Overburdened doctors sure do love tangible targets, like lipid numbers. They’re easy to hit with drugs. There’s no guesswork – statins and the like actually do lower cholesterol (whether that’s helpful or harmful is the question) – and that makes a physician’s life simpler. Oh, sure, lifestyle changes work, but most patients won’t bother trying them (especially when the changes you prescribe are founded in faulty science and no fun following). Doctors can usually get patients to take a pill.
There’s yet another cholesterol-busting wonder drug on the coming horizon called anacetrapib. A recent eighteen-month trial found that it boosted HDL (from 40 to 101) 138% greater than placebo and slashed LDL (from 81 to 45) 40% better than placebo in patients already taking statins by hampering the effects of the CETP enzyme.
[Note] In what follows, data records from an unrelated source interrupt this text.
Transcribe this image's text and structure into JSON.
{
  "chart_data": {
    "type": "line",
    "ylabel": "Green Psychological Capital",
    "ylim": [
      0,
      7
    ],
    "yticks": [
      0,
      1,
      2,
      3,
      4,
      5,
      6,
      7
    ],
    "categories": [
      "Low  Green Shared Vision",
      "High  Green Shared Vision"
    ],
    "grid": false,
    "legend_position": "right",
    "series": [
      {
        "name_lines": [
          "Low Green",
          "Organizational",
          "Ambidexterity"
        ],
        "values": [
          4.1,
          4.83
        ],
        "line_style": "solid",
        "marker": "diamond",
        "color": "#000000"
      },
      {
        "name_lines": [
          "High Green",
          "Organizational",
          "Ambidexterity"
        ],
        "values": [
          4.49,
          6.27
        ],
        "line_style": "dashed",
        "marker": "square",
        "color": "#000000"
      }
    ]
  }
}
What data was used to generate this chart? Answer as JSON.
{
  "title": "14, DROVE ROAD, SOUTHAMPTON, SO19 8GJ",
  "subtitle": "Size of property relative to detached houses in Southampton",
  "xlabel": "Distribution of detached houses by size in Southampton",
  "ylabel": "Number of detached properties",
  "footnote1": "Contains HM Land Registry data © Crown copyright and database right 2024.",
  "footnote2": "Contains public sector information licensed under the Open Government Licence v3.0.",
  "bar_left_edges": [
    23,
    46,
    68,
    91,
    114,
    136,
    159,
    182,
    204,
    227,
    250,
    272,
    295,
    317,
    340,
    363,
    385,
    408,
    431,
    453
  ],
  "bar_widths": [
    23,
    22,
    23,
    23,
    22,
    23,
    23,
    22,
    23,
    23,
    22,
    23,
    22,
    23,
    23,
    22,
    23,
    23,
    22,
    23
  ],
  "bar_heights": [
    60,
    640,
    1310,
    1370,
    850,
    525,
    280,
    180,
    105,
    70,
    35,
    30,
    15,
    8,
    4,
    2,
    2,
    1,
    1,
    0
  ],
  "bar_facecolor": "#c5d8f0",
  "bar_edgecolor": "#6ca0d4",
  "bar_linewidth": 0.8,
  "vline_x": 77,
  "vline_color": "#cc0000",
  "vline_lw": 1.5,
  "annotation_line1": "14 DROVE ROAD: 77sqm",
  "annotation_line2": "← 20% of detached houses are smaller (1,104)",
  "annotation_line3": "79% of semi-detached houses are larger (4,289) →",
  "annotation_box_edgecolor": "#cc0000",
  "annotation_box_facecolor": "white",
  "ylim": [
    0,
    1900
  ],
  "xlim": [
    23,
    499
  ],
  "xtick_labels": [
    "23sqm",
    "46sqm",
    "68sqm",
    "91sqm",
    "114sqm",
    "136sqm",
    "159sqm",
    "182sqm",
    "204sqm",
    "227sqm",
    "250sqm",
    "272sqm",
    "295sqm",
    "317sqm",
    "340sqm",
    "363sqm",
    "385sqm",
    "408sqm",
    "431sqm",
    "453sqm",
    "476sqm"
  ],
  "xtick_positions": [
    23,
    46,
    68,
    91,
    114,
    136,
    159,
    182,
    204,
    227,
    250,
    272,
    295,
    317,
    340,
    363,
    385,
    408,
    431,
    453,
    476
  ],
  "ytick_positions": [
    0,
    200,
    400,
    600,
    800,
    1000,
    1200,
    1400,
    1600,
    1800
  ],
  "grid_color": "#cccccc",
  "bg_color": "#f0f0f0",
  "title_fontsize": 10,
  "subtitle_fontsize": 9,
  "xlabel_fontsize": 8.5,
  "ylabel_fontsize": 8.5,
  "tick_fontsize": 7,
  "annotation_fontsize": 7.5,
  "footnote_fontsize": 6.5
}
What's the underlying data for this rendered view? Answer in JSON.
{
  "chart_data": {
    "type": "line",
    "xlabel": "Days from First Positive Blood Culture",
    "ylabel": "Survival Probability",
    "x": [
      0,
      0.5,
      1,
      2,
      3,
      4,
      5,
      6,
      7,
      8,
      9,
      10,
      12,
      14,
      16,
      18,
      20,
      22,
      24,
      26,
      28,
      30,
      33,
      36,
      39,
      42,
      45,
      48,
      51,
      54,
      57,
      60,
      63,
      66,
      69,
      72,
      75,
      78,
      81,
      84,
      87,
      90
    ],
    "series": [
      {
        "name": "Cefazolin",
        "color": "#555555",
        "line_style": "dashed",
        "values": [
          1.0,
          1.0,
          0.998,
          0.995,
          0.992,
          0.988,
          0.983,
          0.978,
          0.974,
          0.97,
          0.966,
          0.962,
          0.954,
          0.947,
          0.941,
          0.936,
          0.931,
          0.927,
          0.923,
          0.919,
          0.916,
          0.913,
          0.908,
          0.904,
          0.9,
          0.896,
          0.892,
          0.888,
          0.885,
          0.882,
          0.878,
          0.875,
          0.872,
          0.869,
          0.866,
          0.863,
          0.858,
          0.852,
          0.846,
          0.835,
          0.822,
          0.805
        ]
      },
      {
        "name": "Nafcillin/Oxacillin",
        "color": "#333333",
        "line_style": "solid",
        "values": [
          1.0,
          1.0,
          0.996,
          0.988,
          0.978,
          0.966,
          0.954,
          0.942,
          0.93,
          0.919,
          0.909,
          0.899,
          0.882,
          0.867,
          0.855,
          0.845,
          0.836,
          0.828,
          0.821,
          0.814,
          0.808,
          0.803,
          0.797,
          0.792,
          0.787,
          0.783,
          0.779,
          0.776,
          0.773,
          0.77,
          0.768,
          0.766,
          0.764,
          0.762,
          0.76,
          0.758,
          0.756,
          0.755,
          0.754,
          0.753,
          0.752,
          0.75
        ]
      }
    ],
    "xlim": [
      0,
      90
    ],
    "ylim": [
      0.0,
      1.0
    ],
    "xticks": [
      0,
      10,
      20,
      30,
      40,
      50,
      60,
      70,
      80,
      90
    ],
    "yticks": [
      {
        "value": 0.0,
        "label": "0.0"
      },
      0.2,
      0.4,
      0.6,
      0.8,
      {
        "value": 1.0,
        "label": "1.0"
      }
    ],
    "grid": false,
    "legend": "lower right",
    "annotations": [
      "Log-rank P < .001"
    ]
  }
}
Another potent CETP-inhibitor – torcetrapib – made similar headlines in 2006 when it boosted HDL and reduced LDL like nothing else before it, but those headlines were overshadowed when 60% excess mortality occurred in people taking the drug versus those on placebo. So far, anacetrapib seems safe enough, but I’m not holding my breath. I tend to get a little uneasy when we change a single variable and mess with enzymatic pathways in a very complex closed system, with a single goal (raise that HDL, drop that LDL!) in mind. Focusing on numbers that are largely an indication of your lifestyle without doing anything about the lifestyle itself is like pissing into the wind: quite often, it’ll splash all over you, and you’re lucky if it’s just the shoes.